L’altro, però, il fratello griffato, rimane sul commercio anche a brevetto scaduto, per cui per il cliente si pone l’alternativa tra quello bello col solito nome rassicurante e uno che dicono uguale,ma è vestito da brutto anatroccolo e ha un nome difficile da leggere. Trattandosi di popolo di fighetti, l’italiano sceglie il primo e se è necessario paga la differenza: le Regioni infatti ci mettono un rimborso fino a coprire del tutto il costo del generico, quello che manca per arrivare al prezzo del griffato ce lo mette il consumatore. Che in genere sgancia i soldi e non ci pensa più.
Ma se proprio ci pensa può farsi venire qualche strano dubbio sugli altri componenti del farmaco e mettere in giro strane voci. Esattamente come per i vestiti di marca, per cui c’è sempre uno che dice che ‘ah, però, si sente che è lana di buona qualità’, anche per i farmaci senza brand c’è chi avanza sospetti sulla chimica dell’intera pasticca.
Peccato che siano tutte baggianate, secondo Silvio Garattini, fondatore e direttore dell'Istituto di ricerche farmacologiche Mario Negri: «Non ci sono differenze significative tra farmaci con e senza brand che possano modificare le risposte terapeutiche. Il principio attivo è identico e gli eccipienti sono spesso gli stessi. La dissoluzione delle compresse deve essere analoga e i livelli nel sangue devono essere sovrapponibili. Se tutto ciò viene controllato è difficile che siano prodotti diversi. D'altra parte vengono utilizzati in tutto il mondo. Solo in Italia si fanno storie».
Infatti da noi la quota di farmaci generici è intorno al 12 per cento del totale, nel resto d’Europa è in media del 50 per cento. Va anche detto che qui i farmaci di cui esiste il generico sono una percentuale abbastanza bassa del totale, ma forse la ragione è quella descritta nella riga precedente.

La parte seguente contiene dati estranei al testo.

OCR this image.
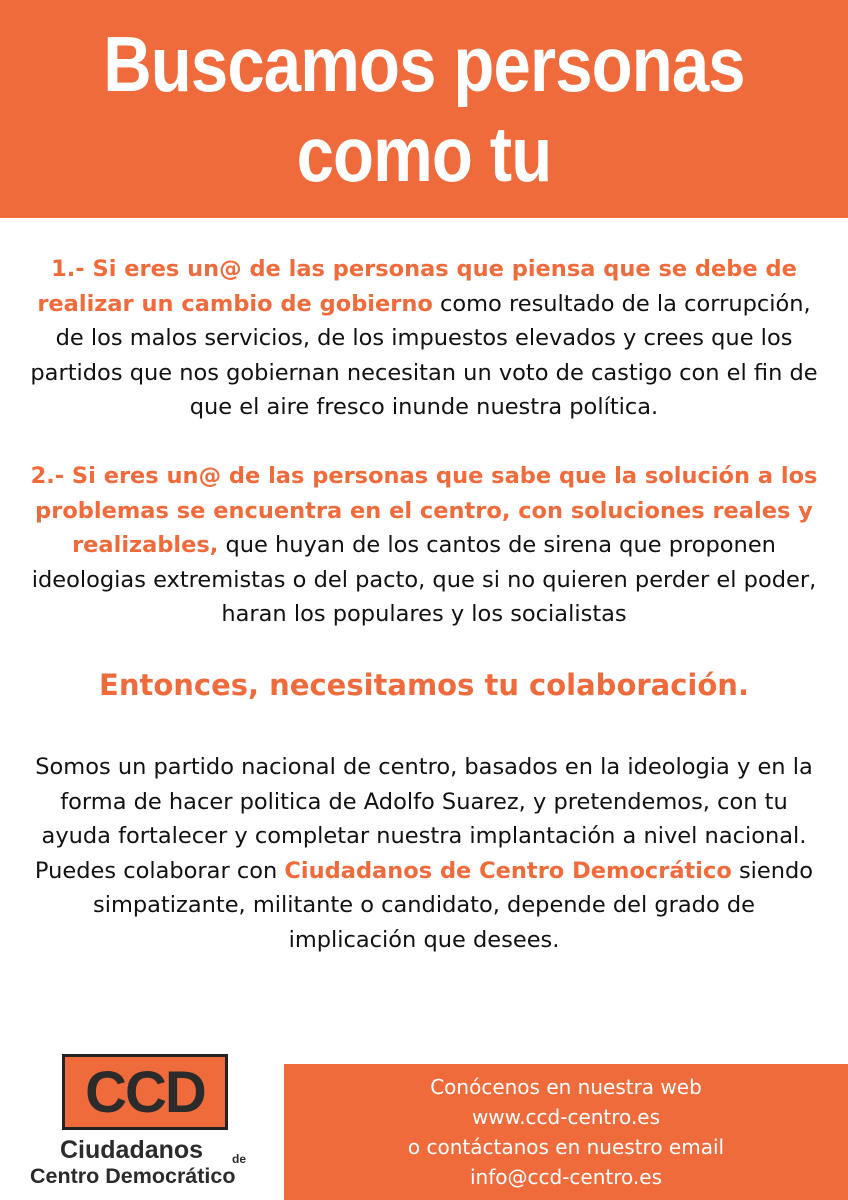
Buscamos personas
como tu

1.- Si eres un@ de las personas que piensa que se debe de realizar un cambio de gobierno como resultado de la corrupción, de los malos servicios, de los impuestos elevados y crees que los partidos que nos gobiernan necesitan un voto de castigo con el fin de que el aire fresco inunde nuestra política.

2.- Si eres un@ de las personas que sabe que la solución a los problemas se encuentra en el centro, con soluciones reales y realizables, que huyan de los cantos de sirena que proponen ideologias extremistas o del pacto, que si no quieren perder el poder, haran los populares y los socialistas

Entonces, necesitamos tu colaboración.

Somos un partido nacional de centro, basados en la ideologia y en la forma de hacer politica de Adolfo Suarez, y pretendemos, con tu ayuda fortalecer y completar nuestra implantación a nivel nacional.
Puedes colaborar con Ciudadanos de Centro Democrático siendo simpatizante, militante o candidato, depende del grado de implicación que desees.

CCD
Ciudadanos de
Centro Democrático
Conócenos en nuestra web
www.ccd-centro.es
o contáctanos en nuestro email
info@ccd-centro.es
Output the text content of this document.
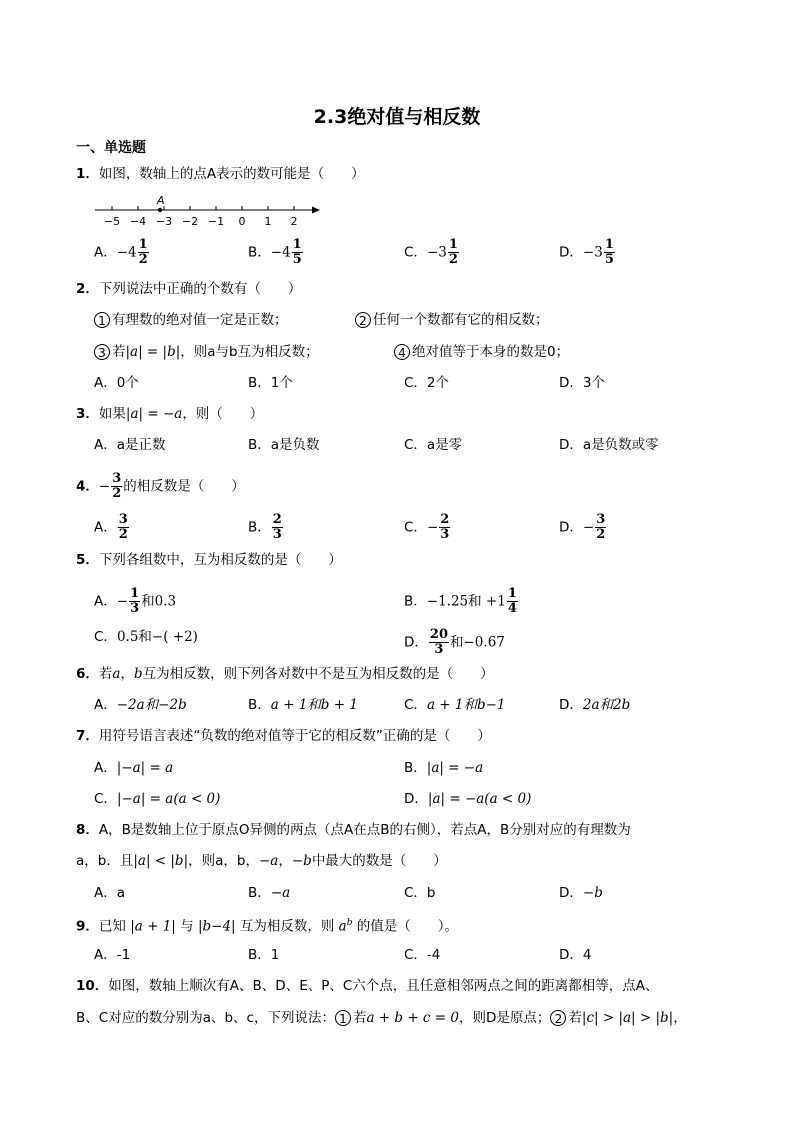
2.3绝对值与相反数
一、单选题
1．如图，数轴上的点A表示的数可能是（　　）
−5 −4 −3 −2 −1 0 1 2
A
A．$-4 \frac{1}{2}$	B．$-4 \frac{1}{5}$	C．$-3 \frac{1}{2}$	D．$-3 \frac{1}{5}$
2．下列说法中正确的个数有（　　）
1 有理数的绝对值一定是正数；	2 任何一个数都有它的相反数；
3 若|a| = |b|，则a与b互为相反数；	4 绝对值等于本身的数是0；
A．0个	B．1个	C．2个	D．3个
3．如果|a| = −a，则（　　）
A．a是正数	B．a是负数	C．a是零	D．a是负数或零
4．− $\frac{3}{2}$ 的相反数是（　　）
A． $\frac{3}{2}$	B． $\frac{2}{3}$	C．− $\frac{2}{3}$	D．− $\frac{3}{2}$
5．下列各组数中，互为相反数的是（　　）
A．− $\frac{1}{3}$ 和0.3	B．−1.25和 $+1 \frac{1}{4}$
C．0.5和−( +2)	D． $\frac{20}{3}$ 和−0.67
6．若a，b互为相反数，则下列各对数中不是互为相反数的是（　　）
A．−2a和−2b	B．a + 1和b + 1	C．a + 1和b−1	D．2a和2b
7．用符号语言表述“负数的绝对值等于它的相反数”正确的是（　　）
A．|−a| = a	B．|a| = −a
C．|−a| = a(a < 0)	D．|a| = −a(a < 0)
8．A，B是数轴上位于原点O异侧的两点（点A在点B的右侧），若点A，B分别对应的有理数为
a，b．且|a| < |b|，则a，b，−a，−b中最大的数是（　　）
A．a	B．−a	C．b	D．−b
9．已知 |a + 1| 与 |b−4| 互为相反数，则 $a^b$ 的值是（　　）。
A．-1	B．1	C．-4	D．4
10．如图，数轴上顺次有A、B、D、E、P、C六个点，且任意相邻两点之间的距离都相等，点A、
B、C对应的数分别为a、b、c，下列说法： 1 若a + b + c = 0，则D是原点； 2 若|c| > |a| > |b|，
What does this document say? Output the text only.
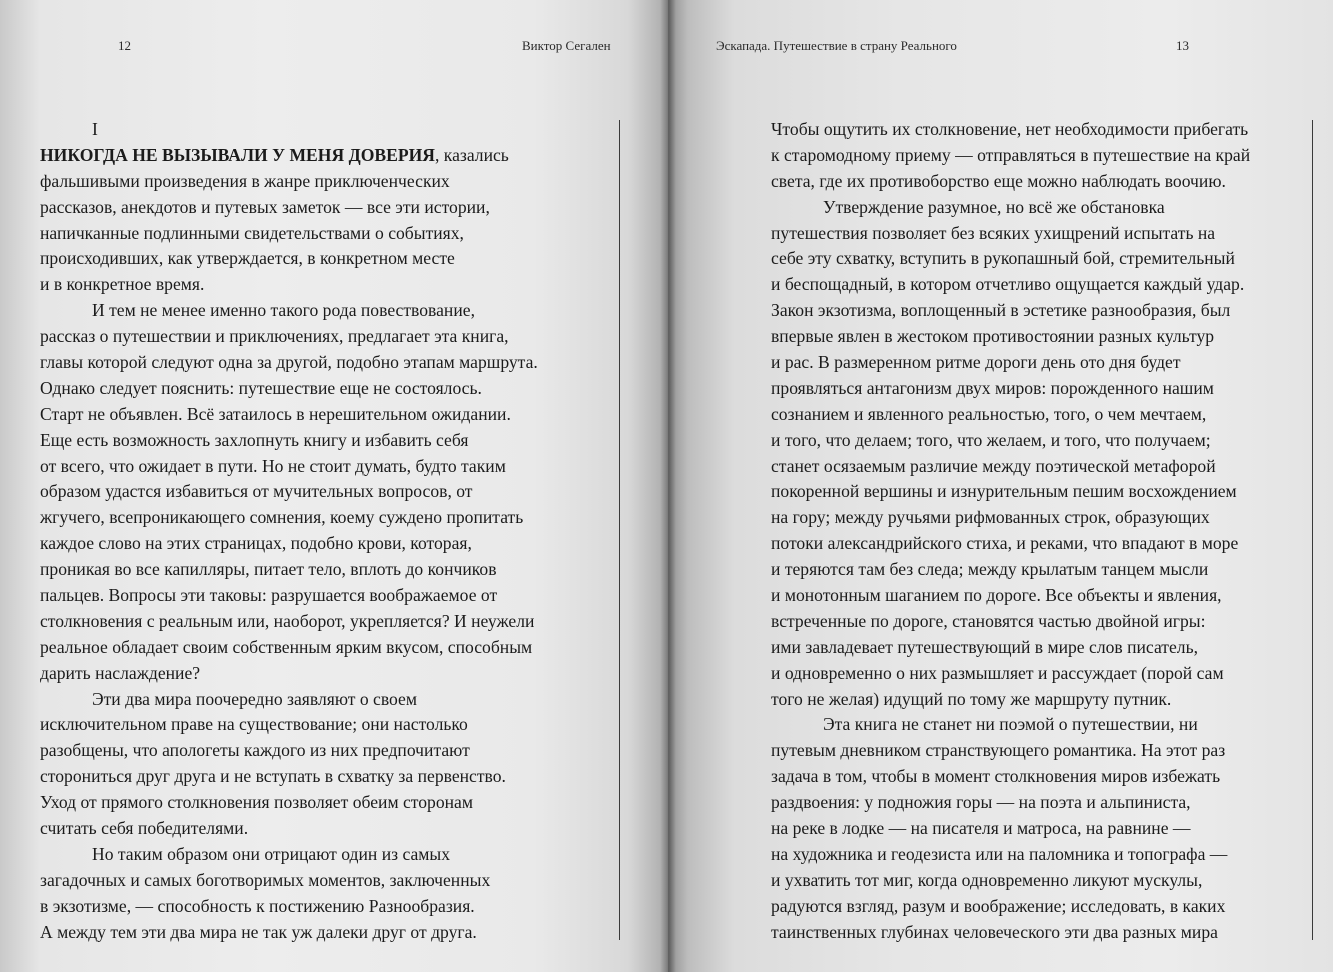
12	Виктор Сегален	Эскапада. Путешествие в страну Реального	13
I
НИКОГДА НЕ ВЫЗЫВАЛИ У МЕНЯ ДОВЕРИЯ, казались
фальшивыми произведения в жанре приключенческих
рассказов, анекдотов и путевых заметок — все эти истории,
напичканные подлинными свидетельствами о событиях,
происходивших, как утверждается, в конкретном месте
и в конкретное время.
И тем не менее именно такого рода повествование,
рассказ о путешествии и приключениях, предлагает эта книга,
главы которой следуют одна за другой, подобно этапам маршрута.
Однако следует пояснить: путешествие еще не состоялось.
Старт не объявлен. Всё затаилось в нерешительном ожидании.
Еще есть возможность захлопнуть книгу и избавить себя
от всего, что ожидает в пути. Но не стоит думать, будто таким
образом удастся избавиться от мучительных вопросов, от
жгучего, всепроникающего сомнения, коему суждено пропитать
каждое слово на этих страницах, подобно крови, которая,
проникая во все капилляры, питает тело, вплоть до кончиков
пальцев. Вопросы эти таковы: разрушается воображаемое от
столкновения с реальным или, наоборот, укрепляется? И неужели
реальное обладает своим собственным ярким вкусом, способным
дарить наслаждение?
Эти два мира поочередно заявляют о своем
исключительном праве на существование; они настолько
разобщены, что апологеты каждого из них предпочитают
сторониться друг друга и не вступать в схватку за первенство.
Уход от прямого столкновения позволяет обеим сторонам
считать себя победителями.
Но таким образом они отрицают один из самых
загадочных и самых боготворимых моментов, заключенных
в экзотизме, — способность к постижению Разнообразия.
А между тем эти два мира не так уж далеки друг от друга.
Чтобы ощутить их столкновение, нет необходимости прибегать
к старомодному приему — отправляться в путешествие на край
света, где их противоборство еще можно наблюдать воочию.
Утверждение разумное, но всё же обстановка
путешествия позволяет без всяких ухищрений испытать на
себе эту схватку, вступить в рукопашный бой, стремительный
и беспощадный, в котором отчетливо ощущается каждый удар.
Закон экзотизма, воплощенный в эстетике разнообразия, был
впервые явлен в жестоком противостоянии разных культур
и рас. В размеренном ритме дороги день ото дня будет
проявляться антагонизм двух миров: порожденного нашим
сознанием и явленного реальностью, того, о чем мечтаем,
и того, что делаем; того, что желаем, и того, что получаем;
станет осязаемым различие между поэтической метафорой
покоренной вершины и изнурительным пешим восхождением
на гору; между ручьями рифмованных строк, образующих
потоки александрийского стиха, и реками, что впадают в море
и теряются там без следа; между крылатым танцем мысли
и монотонным шаганием по дороге. Все объекты и явления,
встреченные по дороге, становятся частью двойной игры:
ими завладевает путешествующий в мире слов писатель,
и одновременно о них размышляет и рассуждает (порой сам
того не желая) идущий по тому же маршруту путник.
Эта книга не станет ни поэмой о путешествии, ни
путевым дневником странствующего романтика. На этот раз
задача в том, чтобы в момент столкновения миров избежать
раздвоения: у подножия горы — на поэта и альпиниста,
на реке в лодке — на писателя и матроса, на равнине —
на художника и геодезиста или на паломника и топографа —
и ухватить тот миг, когда одновременно ликуют мускулы,
радуются взгляд, разум и воображение; исследовать, в каких
таинственных глубинах человеческого эти два разных мира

Peccato, eh. Perché i farmaci senza griffe costano meno. Introdotti dieci anni fa, hanno permesso allo stato di risparmiare un sacco di soldi: si tratta di circa 625 milioni di euro solo nel 2010, mica bruscolini. Se venissero usati di più, diciamo se venissero usati nel modo migliore possibile, ci sarebbero altri 800 milioni di euro di risparmio. È per questo che i dottori sarebbero chiamati a incoraggiarne il consumo.
Solo che a volte sono loro stessi, i medici, i primi ad avere pregiudizi e timori infondati e a spingere per il consumo dei farmaci di marca…  Ed ecco che il volume di vendite del generico si abbassa, o non si alza, e i costi per l’azienda che lo produce non possono essere compressi oltre un certo limite…
Il brand no-brand, il logo no-logo, in italiano, non avrebbe dovuto essere la parola generico. Per noi una cosa generica è una cosa approssimativa, vaga, indeterminata: vatti a fidare di qualcosa di generico, soprattutto se stiamo parlando di salute. Che poi il nome, come il colore e la confezione, contribuiscono anche a quell’effetto placebo fondamentale in ogni atto terapeutico. «Purtroppo si è utilizzata la traduzione italiana del termine inglese – spiega Garattini – che in italiano, effettivamente, non suona bene. Si è poi tentato di introdurre il termine farmaci equivalenti, ma forse è un po' tardi». E comunque, bello slancio di creatività anche quello. Con quei fighetti degli italiani chissà se funzionerà.